Wednesday, January 5, 2011

January 5, 1861 - Alabama Troops seize Fort Morgan

Fort Morgan, Alabama
January 5, 1861
On the heels of the state's bloodless occupation of the Mount Vernon Arsenal north of Mobile the previous day, Alabama militia forces moved against Fort Morgan at the entrance of Mobile Bay 150 years ago today.

A massive masonry fortification, Fort Morgan had been built in 1819-1833 on the site of a War of 1812 defense called Fort Bowyer. In conjunction with Fort Gaines on Dauphin Island, the fort was designed to sweep the entrance to Mobile Bay with artillery fire to defend it from foreign attack. It had been a major stopping point on the Creek Trail of Tears in 1836-1837, but since 1842 had been in caretaker status. On the eve of the Civil War, it was held only by an ordnance sergeant and a handful of men.

Fort Morgan Parade Ground
Governor A.B. Moore of Alabama, informed that the federal government might try to send regular army troops to occupy the posts in Alabama, ordered the occupation of Forts Morgan and Gaines well in advance of that state's secession from the Union. It took some time for Colonel Todd of the Alabama militia to arrange a force and steamboat to carry them down Mobile Bay to Fort Morgan, but on January 5, 1861, he and his men landed on Mobile Point and occupied the fort.

Casemates of Fort Morgan
Ordnance Sergeant S. Patterson, the caretaker assigned to the fort by the U.S. Army, reported the loss of his post to state forces in a brief communique to the adjutant general in Washington, D.C.:

      DEAR SIR: I have been superseded by Colonel Todd, of the Militia of Alabama, and he took and receipted for all the property belonging to the Ordnance Department and fort.
      I wait for orders from the Adjutant-General. 

In the weeks that followed, Alabama moved hundreds of militia soldiers into Fort Morgan, putting them to work clearing the fort for action and conducting much needed maintenance. Fort Gaines, across the bay entrance, was not immediately occupied by state forces (although many modern sources indicate that it was also seized on January 5th). It would remain in U.S. hands for another two weeks.

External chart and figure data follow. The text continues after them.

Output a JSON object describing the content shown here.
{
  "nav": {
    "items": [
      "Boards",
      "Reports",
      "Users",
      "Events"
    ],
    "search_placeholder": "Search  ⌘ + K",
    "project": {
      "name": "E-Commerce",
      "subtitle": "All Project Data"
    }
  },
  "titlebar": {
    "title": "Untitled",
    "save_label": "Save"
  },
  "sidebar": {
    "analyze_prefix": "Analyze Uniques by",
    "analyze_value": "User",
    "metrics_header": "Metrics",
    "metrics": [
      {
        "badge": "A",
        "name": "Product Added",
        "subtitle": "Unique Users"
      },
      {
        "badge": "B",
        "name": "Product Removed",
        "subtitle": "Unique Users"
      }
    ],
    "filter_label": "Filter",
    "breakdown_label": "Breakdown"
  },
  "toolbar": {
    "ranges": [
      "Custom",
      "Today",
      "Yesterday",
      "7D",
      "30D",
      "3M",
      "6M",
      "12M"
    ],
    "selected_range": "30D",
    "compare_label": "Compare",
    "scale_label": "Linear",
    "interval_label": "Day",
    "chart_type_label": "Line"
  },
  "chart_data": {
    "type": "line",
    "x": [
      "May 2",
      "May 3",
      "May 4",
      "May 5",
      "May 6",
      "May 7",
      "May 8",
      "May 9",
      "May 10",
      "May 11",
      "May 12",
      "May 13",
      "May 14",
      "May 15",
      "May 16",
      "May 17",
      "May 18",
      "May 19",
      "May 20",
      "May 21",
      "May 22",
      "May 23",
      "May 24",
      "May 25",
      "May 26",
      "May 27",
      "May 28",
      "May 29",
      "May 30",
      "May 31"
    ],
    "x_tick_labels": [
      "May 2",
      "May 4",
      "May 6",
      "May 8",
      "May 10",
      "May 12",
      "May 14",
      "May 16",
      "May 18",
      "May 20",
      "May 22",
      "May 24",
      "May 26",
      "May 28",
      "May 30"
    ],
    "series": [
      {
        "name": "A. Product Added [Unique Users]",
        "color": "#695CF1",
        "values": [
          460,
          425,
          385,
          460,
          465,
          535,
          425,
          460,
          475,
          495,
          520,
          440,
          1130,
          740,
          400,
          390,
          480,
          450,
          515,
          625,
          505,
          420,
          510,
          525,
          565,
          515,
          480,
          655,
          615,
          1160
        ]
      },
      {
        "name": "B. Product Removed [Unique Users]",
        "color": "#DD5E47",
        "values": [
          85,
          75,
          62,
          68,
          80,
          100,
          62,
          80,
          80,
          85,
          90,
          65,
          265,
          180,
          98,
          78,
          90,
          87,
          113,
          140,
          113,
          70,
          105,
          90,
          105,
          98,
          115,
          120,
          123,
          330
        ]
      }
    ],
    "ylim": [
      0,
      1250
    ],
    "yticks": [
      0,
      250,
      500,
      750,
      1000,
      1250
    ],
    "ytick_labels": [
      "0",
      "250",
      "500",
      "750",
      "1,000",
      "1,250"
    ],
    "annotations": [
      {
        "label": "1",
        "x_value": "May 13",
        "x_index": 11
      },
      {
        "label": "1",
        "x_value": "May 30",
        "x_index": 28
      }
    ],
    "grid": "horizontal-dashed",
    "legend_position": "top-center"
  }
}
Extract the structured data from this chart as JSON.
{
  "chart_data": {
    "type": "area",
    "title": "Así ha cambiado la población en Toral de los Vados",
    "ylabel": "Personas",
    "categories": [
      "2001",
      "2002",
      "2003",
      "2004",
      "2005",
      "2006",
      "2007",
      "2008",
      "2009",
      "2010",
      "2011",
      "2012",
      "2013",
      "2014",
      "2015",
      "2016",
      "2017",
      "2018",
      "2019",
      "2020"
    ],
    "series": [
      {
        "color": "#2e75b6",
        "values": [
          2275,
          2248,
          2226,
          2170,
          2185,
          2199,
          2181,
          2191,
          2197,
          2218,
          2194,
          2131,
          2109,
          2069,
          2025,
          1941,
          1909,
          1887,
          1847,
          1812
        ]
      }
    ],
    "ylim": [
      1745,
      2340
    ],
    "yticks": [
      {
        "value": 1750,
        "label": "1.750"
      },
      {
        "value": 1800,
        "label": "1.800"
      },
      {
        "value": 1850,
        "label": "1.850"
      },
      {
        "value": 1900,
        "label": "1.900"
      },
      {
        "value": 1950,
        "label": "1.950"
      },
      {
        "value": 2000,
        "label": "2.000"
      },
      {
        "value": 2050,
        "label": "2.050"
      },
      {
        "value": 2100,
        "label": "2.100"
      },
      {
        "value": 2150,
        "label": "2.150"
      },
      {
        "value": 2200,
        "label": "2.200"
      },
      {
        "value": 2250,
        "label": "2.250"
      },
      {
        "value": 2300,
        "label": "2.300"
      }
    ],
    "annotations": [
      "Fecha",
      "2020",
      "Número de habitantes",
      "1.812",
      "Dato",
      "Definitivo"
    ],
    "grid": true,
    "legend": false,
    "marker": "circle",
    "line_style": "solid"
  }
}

To learn more about Fort Morgan, please visit

1 comment:

  1. OK I see the reason for the confusion regarding the date Fort Gaines was seized. In looking in the Official Records it is clear that it was in fact seized on 18 January rather than the 5th because Lieut. C.B. Reese's report of 19 January states it was formally seized the day before. However a few pages before that, in the timeline of events related to Alabama's secession, it incorrectly shows it as having been taken on 5 January along with Fort Morgan. So modern accounts claiming Gaines was captured on 5 January must be from authors taking the time to look in the Official Records at least as far as the timeline but NOT taking the time to look carefully in the Official Records.